The fact that the servers are located in the U.S. is pretty much irrelevant, relative to the fact that the services are performed while located in the United States. I can't think of a single tax case that has ever turned on the location of the servers in a company.

Unlike a U.S. company, a foreign company is not taxed by the U.S. on its worldwide income, nor is the individual, a non-resident alien (having an F-1 visa rather than a green card) taxes on the individual's worldwide income. But, a non-U.S. person is still taxed on income that is effectively connected with the United States.

Generally speaking income from property is not effectively connected with the United States merely because it is managed by someone located in the U.S., so if the company had owned an apartment in Brazil that it received rental income from, for example, that would not be subject to U.S. taxation.

Also income from intangible property (like interest payments on loans or dividends on publicly held stock) is generally not subject to U.S. taxation if paid to a non-resident, non-citizen of the U.S.

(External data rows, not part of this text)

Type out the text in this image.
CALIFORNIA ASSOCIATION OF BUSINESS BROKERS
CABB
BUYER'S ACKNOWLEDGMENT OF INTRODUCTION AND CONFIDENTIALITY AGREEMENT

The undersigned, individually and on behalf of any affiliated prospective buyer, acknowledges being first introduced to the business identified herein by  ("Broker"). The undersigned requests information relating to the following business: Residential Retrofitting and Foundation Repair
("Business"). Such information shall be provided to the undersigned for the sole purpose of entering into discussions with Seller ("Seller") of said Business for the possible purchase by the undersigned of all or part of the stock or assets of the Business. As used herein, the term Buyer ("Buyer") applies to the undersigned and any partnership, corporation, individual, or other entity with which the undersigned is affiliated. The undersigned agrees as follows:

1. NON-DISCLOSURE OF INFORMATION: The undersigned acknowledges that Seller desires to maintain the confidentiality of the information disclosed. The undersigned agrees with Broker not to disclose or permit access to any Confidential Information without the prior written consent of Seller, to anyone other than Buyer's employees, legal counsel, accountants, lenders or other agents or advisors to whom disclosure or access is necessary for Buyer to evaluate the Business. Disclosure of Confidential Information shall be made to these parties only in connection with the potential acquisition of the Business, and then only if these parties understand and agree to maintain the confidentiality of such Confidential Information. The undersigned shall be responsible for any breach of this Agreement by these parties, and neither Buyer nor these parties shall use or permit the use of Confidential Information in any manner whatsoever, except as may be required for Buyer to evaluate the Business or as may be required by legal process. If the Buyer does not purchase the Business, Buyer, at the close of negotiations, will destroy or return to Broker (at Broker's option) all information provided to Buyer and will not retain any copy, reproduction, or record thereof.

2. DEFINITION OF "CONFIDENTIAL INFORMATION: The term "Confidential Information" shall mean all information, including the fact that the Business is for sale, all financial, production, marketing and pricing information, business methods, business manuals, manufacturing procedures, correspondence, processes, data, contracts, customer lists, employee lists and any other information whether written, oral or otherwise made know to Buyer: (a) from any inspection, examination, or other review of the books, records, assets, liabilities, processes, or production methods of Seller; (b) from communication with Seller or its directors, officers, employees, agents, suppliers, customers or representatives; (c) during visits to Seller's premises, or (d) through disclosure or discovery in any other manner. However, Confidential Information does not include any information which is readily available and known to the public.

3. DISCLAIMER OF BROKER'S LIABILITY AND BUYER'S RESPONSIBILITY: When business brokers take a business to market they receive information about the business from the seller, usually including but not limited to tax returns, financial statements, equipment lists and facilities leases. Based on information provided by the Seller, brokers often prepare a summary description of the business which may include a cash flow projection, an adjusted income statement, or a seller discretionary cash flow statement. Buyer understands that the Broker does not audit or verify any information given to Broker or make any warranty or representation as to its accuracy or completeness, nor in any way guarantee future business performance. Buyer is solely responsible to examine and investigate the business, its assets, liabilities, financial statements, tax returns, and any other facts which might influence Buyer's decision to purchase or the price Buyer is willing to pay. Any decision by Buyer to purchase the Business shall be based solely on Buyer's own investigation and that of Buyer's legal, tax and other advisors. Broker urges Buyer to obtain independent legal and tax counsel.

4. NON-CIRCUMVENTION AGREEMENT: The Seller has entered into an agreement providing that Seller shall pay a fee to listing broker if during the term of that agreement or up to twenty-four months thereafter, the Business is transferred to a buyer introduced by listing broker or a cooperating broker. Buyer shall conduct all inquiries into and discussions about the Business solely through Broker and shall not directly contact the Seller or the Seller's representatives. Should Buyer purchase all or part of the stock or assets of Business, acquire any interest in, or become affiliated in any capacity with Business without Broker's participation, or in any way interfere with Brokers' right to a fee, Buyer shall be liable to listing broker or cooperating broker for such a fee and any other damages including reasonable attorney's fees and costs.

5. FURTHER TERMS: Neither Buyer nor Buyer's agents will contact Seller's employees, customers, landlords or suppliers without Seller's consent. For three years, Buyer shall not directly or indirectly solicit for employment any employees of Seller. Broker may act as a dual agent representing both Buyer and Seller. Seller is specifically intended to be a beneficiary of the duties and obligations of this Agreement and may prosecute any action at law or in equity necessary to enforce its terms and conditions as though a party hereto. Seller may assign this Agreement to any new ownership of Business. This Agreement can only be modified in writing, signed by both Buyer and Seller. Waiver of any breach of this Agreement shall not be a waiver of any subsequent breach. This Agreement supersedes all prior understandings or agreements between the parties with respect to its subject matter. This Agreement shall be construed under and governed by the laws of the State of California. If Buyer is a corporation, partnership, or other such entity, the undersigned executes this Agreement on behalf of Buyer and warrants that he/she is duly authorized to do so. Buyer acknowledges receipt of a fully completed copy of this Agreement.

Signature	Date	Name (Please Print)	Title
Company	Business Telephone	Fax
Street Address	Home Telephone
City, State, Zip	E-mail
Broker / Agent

But, generally speaking, income from the performance of services is taxable in the place where the services are performed. For example, Colorado can impose state income taxes on income earned by a Texas baseball player while playing at a stadium in Denver.

The lack of a salary or employee status shouldn't change the fact that the income received by the company from performance of services in the U.S. is effectively connected with the United States. When the owner performs services in the U.S., the company is performing services in the U.S. and so it is subject to taxation in the U.S.

Dividend payments from the offshore company probably wouldn't be subject to U.S. taxation in this scenario, but the company itself would be subject to corporate income taxes in the U.S. from the profits it earned from the services performed in the U.S.